Step four: I picked the big one
By the time I started on DevCloud, I'd shipped across all three earlier modes (DevOps, OCR, SSO) and had finally sat down to learn the basics of the language, with the codebase as a map of what to read. Node wasn't scary anymore. It wasn't comfortable, and I still wouldn't claim fluency, but it had stopped being the thing I was afraid of.
DevCloud is a PaaS. Basically a Heroku for Open Mercato instances. Click a button, get a fresh environment in a couple of minutes. The use case is AI-driven code generation: people want a clean, isolated OM instance to point an agent at, mess up, throw away, repeat. I built it for a hackathon. It took me a month.
And here's the part that still feels weird to say out loud: I built a PaaS in Node, and I don't really know Node.
I built it using Jesse Vincent's Obra Superpowers. It's a workflow, open source, on GitHub. The idea is that before your coding agent writes any code, it pushes back. What are you actually trying to do? Who is this for? What's the smallest version that's useful? It teases out a spec. Then a plan. Only then does it write code, and when it does, it does it test-first.
Jesse claims, in the README, that with this workflow Claude can work autonomously for a couple of hours at a stretch without deviating from the plan. That's not marketing. I've lived it. I've written a spec at the start of an evening, signed off on a plan, hit go, and come back hours later to code that mostly worked. Not slop. Code that passed tests I'd helped specify, sometimes after another round of revision. In a language I don't really speak.
DevCloud came together partly because of Obra Superpowers. And partly because I spent months earlier doing smaller things in this codebase. Not because I learned the language. Because I expanded outward from where I was already strong, in pieces.
The thing I want you to take from this
The moral I'd like you to leave with is short, and it's the one piece of advice I'd give anyone who's been wanting to contribute to something outside their stack: start with small things, expand quickly, and learn the basics last.
All three matter. Start with small things. Don't try to ship a feature in week one. Find the edges, the DevOps work, the docs, the things that map cleanly to what you already do. Be useful immediately, in a way that doesn't require you to first become someone else.

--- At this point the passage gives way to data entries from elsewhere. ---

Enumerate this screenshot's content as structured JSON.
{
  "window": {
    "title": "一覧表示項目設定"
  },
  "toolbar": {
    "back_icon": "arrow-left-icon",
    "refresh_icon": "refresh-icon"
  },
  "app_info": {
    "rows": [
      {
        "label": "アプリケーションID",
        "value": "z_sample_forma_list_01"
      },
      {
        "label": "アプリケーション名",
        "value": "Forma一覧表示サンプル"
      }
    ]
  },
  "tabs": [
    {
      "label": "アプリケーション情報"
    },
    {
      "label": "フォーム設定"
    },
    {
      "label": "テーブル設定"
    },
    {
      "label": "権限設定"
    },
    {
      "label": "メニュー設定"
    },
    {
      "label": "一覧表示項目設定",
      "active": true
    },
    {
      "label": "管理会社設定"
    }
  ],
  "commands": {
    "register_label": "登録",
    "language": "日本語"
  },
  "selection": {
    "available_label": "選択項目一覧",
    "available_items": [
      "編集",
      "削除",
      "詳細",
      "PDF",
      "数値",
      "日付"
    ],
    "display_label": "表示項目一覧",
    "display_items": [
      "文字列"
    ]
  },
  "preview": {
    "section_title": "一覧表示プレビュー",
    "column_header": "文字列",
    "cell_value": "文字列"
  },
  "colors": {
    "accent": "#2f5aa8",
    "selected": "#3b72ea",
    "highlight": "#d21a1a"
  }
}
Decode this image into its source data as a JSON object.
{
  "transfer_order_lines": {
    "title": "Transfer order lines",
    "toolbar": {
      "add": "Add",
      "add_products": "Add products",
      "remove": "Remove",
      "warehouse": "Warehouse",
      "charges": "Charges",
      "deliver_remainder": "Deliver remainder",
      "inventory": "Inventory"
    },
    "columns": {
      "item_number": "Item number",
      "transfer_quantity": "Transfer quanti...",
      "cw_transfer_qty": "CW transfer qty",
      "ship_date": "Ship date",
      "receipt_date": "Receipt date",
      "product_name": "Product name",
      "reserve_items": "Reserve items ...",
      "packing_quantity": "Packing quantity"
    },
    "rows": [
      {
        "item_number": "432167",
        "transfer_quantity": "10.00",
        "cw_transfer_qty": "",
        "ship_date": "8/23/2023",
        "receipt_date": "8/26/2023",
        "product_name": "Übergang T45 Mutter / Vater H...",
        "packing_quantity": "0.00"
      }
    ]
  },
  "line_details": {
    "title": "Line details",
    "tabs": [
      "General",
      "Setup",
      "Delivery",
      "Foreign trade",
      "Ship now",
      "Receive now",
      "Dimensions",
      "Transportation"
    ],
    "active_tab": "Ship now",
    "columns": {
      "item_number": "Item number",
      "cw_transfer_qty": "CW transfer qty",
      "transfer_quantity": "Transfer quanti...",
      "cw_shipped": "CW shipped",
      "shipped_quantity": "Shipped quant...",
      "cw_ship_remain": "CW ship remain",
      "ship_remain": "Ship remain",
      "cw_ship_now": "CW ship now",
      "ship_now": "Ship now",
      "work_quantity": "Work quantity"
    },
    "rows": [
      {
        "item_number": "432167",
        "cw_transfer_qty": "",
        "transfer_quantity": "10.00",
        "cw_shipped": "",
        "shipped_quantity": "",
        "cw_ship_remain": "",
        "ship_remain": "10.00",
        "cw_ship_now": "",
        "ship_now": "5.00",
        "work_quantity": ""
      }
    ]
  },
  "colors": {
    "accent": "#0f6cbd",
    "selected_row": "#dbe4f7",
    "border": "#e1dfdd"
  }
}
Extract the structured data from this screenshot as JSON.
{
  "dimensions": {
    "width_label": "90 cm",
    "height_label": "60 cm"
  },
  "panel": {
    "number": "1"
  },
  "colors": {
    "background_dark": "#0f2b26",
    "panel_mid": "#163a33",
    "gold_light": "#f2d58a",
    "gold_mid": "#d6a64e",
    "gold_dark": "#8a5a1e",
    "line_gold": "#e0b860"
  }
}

Then expand quickly. Don't park there. Pick a small task one step further than you're comfortable with, and ship it. Then one further. Then a hybrid. Then the big one. The trap isn't starting too small. That's smart. The trap is staying small. The progression is what gets you to the place where the language isn't the bottleneck anymore.
Then learn the basics. After you've built a mental model of the project, not before. By then you know which parts of the language actually matter for the work in front of you, and which are folklore. This won't make you a senior engineer in it. A senior engineer still has leverage you won't (they know the runtime, the ecosystem, the gotchas) and any serious project will still want one. What AI changes is the starting point: you can start contributing before you're that person, and learn on the way.
Six months is what it took me, end to end, from "I had no idea what I was doing" to building a real product in a language I don't speak. Most of those months were not spent learning Node. They were spent contributing, in stages, and letting the contribution itself teach me what I needed to know, in the order I needed to know it.
If you've been waiting to contribute to something outside your stack: the time to start is now, and the first step is much smaller than you think. Open Mercato is a good place to do it. There's still plenty of room to start small and expand quickly, across infrastructure, application code, and product features.
If you've been doing something similar at the edges of your stack, I'd like to hear about it. The "I built X in a language I don't speak" club is a real club, and I keep learning things from comparing notes.